Effects of bvPLA2 on AD-like skin lesions of CD25 depleted mice. The female BALB/C mice received once with a dose of 0.25mg/kg of rat anti-mouse CD25 (PC61) or total rat IgG on days 3, 4, 11, 17, and 25. (A) CD4⁺CD25⁺ populations were measured using FACS on day 1 and 7; (B) The ear thickness was measured using a dial thickness gauge 24 h after the DFE/DNCB application. The concentration of (C) IL-4; (D) IL-13; (E) IFN-γ; (F) TNF-α; and (G) IL-6 were measured by mouse CBA (Th1, 2, and 17) kit and ELSA kit. NC: normal control group; AD: DFE/DNCB applied group; bvPLA2: DFE/DNC applied and bvPLA2 (80 ng/Ear)-treated group. IgG: non-CD25 depleted mice; PC61: anti-CD25-depleted mice.
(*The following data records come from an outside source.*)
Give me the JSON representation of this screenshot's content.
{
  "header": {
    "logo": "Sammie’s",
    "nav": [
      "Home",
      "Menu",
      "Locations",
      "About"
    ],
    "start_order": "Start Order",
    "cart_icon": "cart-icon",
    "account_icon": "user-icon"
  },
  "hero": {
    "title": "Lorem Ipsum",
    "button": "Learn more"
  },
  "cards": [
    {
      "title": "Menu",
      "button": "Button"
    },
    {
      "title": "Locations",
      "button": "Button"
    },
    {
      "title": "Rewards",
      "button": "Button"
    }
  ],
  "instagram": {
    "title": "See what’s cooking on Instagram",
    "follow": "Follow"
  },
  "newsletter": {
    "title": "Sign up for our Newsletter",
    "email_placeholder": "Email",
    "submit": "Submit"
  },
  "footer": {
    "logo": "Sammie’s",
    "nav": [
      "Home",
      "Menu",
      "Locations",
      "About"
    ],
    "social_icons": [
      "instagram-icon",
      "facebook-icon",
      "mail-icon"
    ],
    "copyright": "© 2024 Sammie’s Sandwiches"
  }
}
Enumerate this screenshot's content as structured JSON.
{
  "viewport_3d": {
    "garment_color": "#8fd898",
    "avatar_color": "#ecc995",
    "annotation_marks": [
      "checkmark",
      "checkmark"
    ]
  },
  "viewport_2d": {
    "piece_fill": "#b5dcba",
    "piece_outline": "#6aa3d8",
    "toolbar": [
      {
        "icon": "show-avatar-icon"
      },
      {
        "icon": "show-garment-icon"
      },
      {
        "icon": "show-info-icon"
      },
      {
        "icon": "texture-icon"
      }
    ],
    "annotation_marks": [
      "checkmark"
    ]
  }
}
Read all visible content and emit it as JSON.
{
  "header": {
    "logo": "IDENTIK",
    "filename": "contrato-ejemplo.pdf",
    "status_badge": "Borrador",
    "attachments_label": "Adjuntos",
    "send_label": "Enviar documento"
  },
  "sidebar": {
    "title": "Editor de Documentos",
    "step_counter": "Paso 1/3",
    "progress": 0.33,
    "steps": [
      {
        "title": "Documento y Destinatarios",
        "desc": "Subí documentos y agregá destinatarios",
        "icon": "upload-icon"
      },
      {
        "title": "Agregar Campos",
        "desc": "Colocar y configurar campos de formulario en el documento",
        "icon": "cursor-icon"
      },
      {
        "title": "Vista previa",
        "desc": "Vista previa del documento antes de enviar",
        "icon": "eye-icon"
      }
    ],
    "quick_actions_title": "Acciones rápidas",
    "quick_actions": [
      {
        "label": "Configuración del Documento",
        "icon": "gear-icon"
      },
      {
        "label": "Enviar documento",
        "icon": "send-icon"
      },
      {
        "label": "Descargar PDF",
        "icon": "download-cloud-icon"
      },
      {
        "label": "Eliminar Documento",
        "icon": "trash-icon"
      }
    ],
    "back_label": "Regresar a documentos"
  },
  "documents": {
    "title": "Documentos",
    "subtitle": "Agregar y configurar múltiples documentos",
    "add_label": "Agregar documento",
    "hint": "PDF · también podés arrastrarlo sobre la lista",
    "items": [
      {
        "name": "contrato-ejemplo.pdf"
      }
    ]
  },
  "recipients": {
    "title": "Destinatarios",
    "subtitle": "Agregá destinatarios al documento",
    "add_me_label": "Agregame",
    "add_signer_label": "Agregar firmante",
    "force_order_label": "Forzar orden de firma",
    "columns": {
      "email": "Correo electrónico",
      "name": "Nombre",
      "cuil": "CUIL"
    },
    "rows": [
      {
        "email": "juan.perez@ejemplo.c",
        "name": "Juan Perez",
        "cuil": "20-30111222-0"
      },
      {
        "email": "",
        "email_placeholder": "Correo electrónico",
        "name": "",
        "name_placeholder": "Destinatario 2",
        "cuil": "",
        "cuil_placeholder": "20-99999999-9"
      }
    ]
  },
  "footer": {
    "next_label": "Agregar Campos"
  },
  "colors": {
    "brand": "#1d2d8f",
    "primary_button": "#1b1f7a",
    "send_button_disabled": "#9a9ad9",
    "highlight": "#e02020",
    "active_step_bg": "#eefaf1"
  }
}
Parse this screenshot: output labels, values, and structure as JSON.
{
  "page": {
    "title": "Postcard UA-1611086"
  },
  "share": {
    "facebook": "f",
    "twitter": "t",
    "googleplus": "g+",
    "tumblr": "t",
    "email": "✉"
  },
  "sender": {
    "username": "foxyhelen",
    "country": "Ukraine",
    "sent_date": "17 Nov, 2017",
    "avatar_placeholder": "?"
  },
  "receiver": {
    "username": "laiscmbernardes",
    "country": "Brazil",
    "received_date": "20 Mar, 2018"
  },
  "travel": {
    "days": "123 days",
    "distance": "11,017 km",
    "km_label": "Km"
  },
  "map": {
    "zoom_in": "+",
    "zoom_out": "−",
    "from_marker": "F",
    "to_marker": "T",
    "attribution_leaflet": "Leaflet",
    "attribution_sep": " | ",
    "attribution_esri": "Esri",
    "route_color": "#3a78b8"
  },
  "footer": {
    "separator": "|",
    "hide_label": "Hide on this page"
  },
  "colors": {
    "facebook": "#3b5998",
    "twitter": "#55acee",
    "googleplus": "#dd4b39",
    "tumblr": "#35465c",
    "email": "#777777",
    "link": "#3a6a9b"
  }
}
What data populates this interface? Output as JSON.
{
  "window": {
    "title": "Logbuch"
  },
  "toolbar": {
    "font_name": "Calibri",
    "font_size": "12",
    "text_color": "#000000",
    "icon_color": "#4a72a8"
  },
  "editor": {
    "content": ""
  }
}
The statistical analyses were conducted with a one-way ANOVA followed by Newman-Keuls multiple comparisons test (** p < 0.01 and * p < 0.05, ^## p < 0.01 and ^# p < 0.05; not significant = ns, n = 3).

Figure 5

Effects of bvPLA2 on histological changes in AD-like skin lesions of CD25 depleted mice. (A) Representative ear section images were stained with H&E to assess the histological changes (×200 magnification); (B) the thicknesses of epidermis; and (C) dermis were quantified based on the H&E stained sections using Image Pro-Plus 5.1 software as described in the Materials and Methods; (D) Evaluation of ear histological change severity was quantified using a five-point score system. The statistical analyses were conducted with a one-way ANOVA followed by Newman-Keuls multiple comparisons test (*** p < 0.001 and * p < 0.05 and ^## p < 0.01 and ^# p < 0.05; not significant = ns, n = 3).